Die verdankt ihren Namen der Absicht, Autofahrern für Besorgungen wie den Kauf von Brötchen die Parkgebühr zu ersparen. Die Kombination von Gebühr und Gratisparken soll dafür sorgen, dass Parkplätze nicht von Dauerparkern blockiert werden, die Menschen andererseits nicht schnurstracks zum Einkauf zu den Einkaufszentren mit kostenlosen Parkplätzen fahren.

Auch die flächendeckende Einführung der Parkgebühr in Stuttgart-West zum 1.April 2011 rechtfertige nicht die völlige Abschaffung der Brötchentaste, sagt Fraktionschefin Roswitha Blind. Es sei aber daran gedacht, den Bereich ohne Brötchentaste im Stadtzentrum etwas auszudehnen, wenn im Westen die Neuerung greift.

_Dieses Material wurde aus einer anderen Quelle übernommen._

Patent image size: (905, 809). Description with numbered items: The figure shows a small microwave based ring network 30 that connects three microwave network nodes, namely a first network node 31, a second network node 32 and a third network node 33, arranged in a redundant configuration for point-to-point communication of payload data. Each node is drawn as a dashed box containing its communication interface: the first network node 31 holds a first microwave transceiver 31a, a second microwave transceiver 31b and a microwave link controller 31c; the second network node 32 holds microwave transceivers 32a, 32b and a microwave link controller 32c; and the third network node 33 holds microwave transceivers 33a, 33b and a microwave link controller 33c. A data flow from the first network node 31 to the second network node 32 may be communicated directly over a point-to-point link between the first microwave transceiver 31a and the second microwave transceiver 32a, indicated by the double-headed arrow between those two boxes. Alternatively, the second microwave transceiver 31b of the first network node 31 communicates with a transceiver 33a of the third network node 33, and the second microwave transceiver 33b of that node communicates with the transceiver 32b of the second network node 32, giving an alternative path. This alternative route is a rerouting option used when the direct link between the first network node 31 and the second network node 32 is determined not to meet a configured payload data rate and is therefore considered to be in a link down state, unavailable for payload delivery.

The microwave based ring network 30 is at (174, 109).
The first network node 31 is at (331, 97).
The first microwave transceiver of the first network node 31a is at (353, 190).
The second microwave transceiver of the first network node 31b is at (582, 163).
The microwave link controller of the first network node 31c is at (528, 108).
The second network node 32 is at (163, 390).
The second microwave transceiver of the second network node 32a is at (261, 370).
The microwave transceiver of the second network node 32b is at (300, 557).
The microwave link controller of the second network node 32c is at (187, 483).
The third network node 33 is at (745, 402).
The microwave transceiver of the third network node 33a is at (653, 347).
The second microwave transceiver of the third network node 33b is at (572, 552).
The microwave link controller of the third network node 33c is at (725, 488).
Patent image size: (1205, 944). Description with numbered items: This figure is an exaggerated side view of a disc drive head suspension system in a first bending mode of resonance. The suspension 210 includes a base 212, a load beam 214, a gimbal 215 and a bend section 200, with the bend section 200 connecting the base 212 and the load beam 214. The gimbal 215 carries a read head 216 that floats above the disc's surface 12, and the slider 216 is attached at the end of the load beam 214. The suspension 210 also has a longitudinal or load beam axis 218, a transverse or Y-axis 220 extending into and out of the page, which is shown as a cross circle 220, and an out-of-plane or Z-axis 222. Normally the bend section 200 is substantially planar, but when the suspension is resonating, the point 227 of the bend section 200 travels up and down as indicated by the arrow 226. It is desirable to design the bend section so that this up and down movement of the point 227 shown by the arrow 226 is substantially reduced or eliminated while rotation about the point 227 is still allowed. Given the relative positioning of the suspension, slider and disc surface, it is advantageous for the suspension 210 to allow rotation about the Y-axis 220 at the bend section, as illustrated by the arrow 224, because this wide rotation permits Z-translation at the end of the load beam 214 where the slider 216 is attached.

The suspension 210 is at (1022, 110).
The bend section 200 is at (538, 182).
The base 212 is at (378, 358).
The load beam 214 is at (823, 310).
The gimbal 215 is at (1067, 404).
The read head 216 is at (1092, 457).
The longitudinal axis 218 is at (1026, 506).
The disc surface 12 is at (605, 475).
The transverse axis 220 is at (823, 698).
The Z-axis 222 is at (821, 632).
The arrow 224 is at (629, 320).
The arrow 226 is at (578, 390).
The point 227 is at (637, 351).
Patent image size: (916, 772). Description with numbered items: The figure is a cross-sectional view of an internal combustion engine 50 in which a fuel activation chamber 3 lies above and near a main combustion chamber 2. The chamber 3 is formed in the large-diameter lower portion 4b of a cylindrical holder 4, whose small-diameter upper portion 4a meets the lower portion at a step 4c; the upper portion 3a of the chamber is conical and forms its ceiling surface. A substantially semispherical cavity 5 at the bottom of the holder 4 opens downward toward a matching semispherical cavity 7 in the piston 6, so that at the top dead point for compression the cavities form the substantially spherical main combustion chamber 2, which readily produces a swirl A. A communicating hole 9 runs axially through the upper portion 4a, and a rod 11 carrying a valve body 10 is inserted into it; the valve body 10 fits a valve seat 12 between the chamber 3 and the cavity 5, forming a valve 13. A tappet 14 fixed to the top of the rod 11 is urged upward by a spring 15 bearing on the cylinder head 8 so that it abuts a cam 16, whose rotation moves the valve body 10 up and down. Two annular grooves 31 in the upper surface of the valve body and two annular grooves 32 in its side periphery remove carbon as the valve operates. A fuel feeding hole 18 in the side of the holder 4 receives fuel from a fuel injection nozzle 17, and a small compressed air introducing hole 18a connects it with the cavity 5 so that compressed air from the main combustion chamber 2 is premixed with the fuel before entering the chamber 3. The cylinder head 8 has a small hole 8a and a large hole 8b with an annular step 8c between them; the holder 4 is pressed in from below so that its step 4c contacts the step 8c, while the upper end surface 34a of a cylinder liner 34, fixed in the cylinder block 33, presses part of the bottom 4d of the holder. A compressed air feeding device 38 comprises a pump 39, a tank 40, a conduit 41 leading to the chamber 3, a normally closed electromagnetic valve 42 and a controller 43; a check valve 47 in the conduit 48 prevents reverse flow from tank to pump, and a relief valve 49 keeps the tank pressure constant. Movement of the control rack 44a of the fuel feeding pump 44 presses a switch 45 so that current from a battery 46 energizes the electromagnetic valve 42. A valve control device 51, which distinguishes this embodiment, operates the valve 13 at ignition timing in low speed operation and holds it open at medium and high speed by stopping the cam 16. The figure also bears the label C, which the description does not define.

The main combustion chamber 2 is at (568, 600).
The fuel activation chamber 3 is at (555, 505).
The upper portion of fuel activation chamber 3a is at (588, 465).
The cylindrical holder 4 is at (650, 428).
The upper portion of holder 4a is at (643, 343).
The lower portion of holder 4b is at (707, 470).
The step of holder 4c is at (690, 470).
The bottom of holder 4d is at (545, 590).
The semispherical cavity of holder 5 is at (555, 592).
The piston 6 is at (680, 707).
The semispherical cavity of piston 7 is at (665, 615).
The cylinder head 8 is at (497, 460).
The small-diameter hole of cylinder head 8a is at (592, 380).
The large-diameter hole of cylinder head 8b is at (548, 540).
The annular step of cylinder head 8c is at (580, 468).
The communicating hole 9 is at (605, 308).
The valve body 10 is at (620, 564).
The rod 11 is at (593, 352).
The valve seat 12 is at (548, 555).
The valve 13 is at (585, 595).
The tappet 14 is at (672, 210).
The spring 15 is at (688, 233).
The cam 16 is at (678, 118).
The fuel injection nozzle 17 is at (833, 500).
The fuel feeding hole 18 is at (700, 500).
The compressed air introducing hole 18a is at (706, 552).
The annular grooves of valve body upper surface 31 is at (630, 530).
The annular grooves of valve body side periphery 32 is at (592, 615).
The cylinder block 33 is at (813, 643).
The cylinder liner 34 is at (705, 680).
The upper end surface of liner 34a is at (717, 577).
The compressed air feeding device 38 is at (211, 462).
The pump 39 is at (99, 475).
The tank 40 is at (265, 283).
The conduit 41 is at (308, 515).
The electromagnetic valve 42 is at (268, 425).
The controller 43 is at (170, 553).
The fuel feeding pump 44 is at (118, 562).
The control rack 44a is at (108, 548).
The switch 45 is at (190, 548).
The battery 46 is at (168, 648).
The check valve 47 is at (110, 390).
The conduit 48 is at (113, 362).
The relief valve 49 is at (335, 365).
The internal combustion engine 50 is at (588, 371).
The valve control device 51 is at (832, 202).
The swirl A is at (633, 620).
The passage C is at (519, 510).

Die Grünen glauben, dass gerade an den Hauptachsen im Westen die Läden gut mit öffentlichen Verkehrsmitteln und auch zu Fuß erreichbar seien. Wölfle hatte zudem argumentiert, die flächendeckende Erhebung von Parkgebühren im Westen und die Gewährung einer halben Stunde Gratisparken würden sich schlecht vertragen. Außerdem hätte man ein bisschen mehr Geld in die Stadtkasse bringen können. Wenn die SPD nicht wolle, lasse man es eben. Somit dürfte sich bei der Dritten Lesung des Haushalts am 18. Dezember wohl nichts mehr ändern.

Wölfles Bedenken bleiben bestehen. Mit der Brötchentaste werde "dem Missbrauch Tür und Tor geöffnet". Wer wolle, könne kurz zum Auto zurück, erneut die Taste drücken und so einen weiteren Ausdruck bekommen, der zum Gratisparken berechtigt.

Wie kontrovers die Brötchentaste beurteilt wird, hat sich jetzt auch im Stuttgarter Süden gezeigt. Die Mehrheit plädierte dort für die Abschaffung. Dagegen argumentierte die CDU, die Taste erhöhe die Attraktivität des lokalen Einzelhandels. Der Süden sei langgezogen wie ein Schlauch - wer dort einkaufe, müsse an mehreren Stationen halten können. Der Wegfall der Brötchentaste würde den Abfluss des Kundenstroms ins Zentrum bewirken, wo die Geschäfte nahe genug beisammen liegen, um Einkäufe mit einem Parkschein zu erlauben.

Ginge es nach den Autofahrern, dann müsste die Brötchentaste wohl auch dort eingeführt werden, wo es sie bisher nicht gibt: innerhalb des Cityrings und in der nächsten Umgebung. Doch daran ist nicht einmal die City-Initiative Stuttgart (Cis) interessiert. Die Einzelhändler im Stadtkern halten es für wichtiger, dass nicht alles zugeparkt wird, sondern das richtige Ambiente herrscht. Dass der Handel draußen starkes Interesse an der Brötchentaste hat, versteht City-Manager Hans H. Pfeifer. Die Händler in Außenbezirken werden das Gratisparken im Zweifel lieber noch großzügiger regeln wollen, meint Klaus Eggert, Bezirksvorsteher in Untertürkheim. Er weiß, dass es so manchen Einwohner von Luginsland zum Einkaufen nach Fellbach zieht. Dort, bekommt Eggert zu hören, dürfe man anderthalb Stunden gratis parken.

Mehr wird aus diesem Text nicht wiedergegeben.